Films like Un Prophete don't come about very often, but when they do, they can hardly afford to be missed. I didn't really know much about this film as I picked it up on the basis of a very strong recommendation from a lot of people, with a few likenesses banded about comparing it to The Godfather and Scarface. It was only when I read the comment from FHM on the box that I realised these comparisons were hardly original, seeing as they were written on the box.

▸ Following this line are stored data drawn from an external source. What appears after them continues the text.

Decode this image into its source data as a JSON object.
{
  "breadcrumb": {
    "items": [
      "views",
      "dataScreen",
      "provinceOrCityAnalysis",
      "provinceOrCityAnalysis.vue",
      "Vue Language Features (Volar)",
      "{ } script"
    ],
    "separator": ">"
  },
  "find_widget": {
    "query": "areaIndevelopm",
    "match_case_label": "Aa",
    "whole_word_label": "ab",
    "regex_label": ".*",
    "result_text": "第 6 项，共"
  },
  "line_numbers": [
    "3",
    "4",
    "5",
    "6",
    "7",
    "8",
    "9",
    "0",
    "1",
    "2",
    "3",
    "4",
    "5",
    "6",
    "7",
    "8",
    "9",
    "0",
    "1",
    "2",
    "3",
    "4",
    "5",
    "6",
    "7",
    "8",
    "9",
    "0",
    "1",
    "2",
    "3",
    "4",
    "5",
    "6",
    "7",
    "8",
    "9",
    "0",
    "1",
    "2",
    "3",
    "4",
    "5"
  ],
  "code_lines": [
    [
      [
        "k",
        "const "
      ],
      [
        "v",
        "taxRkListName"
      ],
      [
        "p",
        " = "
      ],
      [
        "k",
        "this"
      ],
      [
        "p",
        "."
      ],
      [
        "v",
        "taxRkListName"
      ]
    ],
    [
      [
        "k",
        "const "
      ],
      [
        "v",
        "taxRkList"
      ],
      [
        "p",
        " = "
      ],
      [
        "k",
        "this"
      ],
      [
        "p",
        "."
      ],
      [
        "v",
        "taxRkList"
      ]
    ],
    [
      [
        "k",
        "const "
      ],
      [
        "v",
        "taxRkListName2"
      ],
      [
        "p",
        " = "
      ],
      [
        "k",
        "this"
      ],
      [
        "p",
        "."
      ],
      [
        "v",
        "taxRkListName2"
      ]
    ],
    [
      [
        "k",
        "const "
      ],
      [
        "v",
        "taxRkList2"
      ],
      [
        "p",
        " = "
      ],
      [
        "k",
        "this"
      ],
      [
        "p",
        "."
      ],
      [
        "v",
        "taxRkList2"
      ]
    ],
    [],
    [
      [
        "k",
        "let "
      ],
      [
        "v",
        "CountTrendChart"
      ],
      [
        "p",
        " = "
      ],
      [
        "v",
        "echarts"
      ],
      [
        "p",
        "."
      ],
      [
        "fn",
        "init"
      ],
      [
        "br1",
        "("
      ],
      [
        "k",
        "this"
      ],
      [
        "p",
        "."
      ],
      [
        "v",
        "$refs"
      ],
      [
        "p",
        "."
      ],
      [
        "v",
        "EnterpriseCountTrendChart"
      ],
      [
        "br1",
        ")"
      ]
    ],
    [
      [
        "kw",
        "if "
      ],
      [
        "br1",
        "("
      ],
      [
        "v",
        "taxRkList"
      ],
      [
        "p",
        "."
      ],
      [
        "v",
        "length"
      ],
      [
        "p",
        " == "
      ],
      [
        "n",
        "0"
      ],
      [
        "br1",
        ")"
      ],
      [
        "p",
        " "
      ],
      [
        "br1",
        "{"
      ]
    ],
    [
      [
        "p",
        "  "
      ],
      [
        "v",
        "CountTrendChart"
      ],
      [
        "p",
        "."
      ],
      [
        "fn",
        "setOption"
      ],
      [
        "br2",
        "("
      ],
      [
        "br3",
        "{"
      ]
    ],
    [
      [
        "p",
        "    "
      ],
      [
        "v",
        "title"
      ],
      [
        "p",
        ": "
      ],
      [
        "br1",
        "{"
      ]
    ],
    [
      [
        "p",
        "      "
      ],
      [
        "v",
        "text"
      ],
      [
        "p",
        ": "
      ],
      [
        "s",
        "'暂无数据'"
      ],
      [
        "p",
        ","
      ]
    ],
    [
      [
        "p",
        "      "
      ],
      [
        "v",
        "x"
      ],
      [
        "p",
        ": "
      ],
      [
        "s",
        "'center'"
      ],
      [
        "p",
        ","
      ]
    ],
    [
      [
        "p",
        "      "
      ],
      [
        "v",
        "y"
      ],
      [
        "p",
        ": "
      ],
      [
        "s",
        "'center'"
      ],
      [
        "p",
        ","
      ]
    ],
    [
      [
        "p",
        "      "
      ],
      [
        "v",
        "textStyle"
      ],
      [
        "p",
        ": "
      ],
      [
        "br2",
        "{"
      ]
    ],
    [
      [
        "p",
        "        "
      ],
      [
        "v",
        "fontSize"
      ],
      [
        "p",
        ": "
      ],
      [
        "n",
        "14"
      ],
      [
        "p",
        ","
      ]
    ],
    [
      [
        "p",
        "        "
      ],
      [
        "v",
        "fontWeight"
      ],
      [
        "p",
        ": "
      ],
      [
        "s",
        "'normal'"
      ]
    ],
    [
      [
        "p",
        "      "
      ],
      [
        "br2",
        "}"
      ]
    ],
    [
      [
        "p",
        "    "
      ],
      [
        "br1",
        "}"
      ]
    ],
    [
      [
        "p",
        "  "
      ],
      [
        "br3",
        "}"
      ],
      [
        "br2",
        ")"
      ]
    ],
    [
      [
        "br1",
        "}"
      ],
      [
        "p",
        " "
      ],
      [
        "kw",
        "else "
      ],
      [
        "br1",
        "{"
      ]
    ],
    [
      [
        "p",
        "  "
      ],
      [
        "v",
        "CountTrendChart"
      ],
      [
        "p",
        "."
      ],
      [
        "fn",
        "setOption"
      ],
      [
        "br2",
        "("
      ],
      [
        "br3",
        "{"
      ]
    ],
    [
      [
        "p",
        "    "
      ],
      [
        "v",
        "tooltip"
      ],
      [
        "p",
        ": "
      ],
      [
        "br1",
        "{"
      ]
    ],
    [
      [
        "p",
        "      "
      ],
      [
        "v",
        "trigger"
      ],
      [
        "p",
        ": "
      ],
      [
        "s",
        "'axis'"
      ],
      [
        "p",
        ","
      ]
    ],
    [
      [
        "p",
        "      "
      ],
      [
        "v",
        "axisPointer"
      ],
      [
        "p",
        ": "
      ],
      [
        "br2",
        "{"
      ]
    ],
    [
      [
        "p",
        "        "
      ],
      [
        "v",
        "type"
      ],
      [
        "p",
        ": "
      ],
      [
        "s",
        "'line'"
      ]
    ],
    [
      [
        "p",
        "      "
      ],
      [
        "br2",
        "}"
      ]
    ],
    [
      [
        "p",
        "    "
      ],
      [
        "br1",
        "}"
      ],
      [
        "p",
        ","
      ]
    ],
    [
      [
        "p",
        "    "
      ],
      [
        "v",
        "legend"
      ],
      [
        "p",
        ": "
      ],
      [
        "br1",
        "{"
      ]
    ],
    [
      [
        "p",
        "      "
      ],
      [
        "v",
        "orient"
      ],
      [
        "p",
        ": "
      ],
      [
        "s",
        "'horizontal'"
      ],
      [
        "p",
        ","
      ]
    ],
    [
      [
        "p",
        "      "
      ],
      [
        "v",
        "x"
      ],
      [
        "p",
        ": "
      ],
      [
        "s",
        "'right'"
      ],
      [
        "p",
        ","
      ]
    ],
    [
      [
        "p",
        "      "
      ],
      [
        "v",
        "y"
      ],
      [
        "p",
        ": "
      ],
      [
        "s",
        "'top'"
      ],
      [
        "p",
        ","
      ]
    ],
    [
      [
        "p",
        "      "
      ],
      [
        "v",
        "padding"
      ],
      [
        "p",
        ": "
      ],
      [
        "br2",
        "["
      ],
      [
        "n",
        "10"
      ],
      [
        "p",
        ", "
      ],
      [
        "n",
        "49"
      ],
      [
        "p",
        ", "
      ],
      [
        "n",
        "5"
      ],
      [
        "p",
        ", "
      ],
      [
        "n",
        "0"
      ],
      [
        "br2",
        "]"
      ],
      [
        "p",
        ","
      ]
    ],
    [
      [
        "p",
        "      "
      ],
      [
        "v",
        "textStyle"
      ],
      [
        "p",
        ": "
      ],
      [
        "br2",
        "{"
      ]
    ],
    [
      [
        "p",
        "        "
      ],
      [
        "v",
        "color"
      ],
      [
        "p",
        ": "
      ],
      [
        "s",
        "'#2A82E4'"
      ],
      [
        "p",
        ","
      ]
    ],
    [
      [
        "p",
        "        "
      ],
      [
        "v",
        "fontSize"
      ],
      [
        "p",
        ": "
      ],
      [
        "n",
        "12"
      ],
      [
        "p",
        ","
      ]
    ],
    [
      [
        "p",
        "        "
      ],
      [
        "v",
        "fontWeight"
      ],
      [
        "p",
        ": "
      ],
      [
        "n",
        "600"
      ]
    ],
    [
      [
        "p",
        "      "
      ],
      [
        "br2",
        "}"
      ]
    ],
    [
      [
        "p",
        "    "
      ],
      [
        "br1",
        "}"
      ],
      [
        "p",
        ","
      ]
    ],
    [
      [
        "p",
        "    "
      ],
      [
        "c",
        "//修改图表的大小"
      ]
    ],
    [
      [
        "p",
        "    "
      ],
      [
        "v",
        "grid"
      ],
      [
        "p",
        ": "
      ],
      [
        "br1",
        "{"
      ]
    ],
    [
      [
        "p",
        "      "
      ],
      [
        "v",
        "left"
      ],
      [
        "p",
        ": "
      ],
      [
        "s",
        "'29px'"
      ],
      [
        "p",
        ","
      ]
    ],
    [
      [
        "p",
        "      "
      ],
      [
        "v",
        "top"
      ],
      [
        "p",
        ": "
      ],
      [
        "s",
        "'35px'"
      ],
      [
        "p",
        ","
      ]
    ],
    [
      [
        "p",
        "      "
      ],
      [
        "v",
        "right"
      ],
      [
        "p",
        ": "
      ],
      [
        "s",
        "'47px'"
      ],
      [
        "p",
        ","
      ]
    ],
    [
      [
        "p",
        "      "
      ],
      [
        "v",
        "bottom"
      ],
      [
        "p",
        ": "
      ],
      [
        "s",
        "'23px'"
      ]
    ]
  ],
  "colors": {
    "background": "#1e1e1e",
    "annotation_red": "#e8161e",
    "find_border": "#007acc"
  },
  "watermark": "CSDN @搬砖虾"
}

I don't think that Un Prophete is adequately described by those similes, as it stands up perfectly well on its own two feet. The most important fact that isn't obvious from those recommendations is that this is essentially a prison drama. Instead of telling an epic Disney-style story of The Shawshank Redemption, this film owes far more to the grimy realism of Taxi Driver, complete with the violence that is enough to make most people squirm a little in a couple of places early on in the film.
The whole film is a masterpiece to behold. I wouldn't necessarily call it a film to enjoy; it's not the sort of thing to watch with a bowl of popcorn in between a couple on a romantic night in. The acting leads are understatedly brilliant. I almost didn't notice the acting, simply because they drew me right into their world (even though one of the lead characters does look very much like Antony Worral Thompson). Every time I though the film was about to run out of steam, the director manages to pace the film perfectly, keeping me interested and immersed into the Machievellian power play being drawn out by the two leads, watching the shift in power, which culminates in a brilliant scene at the end, which has no audible dialogue but whose images convey flawlessly the shift in power and the usurping of the king.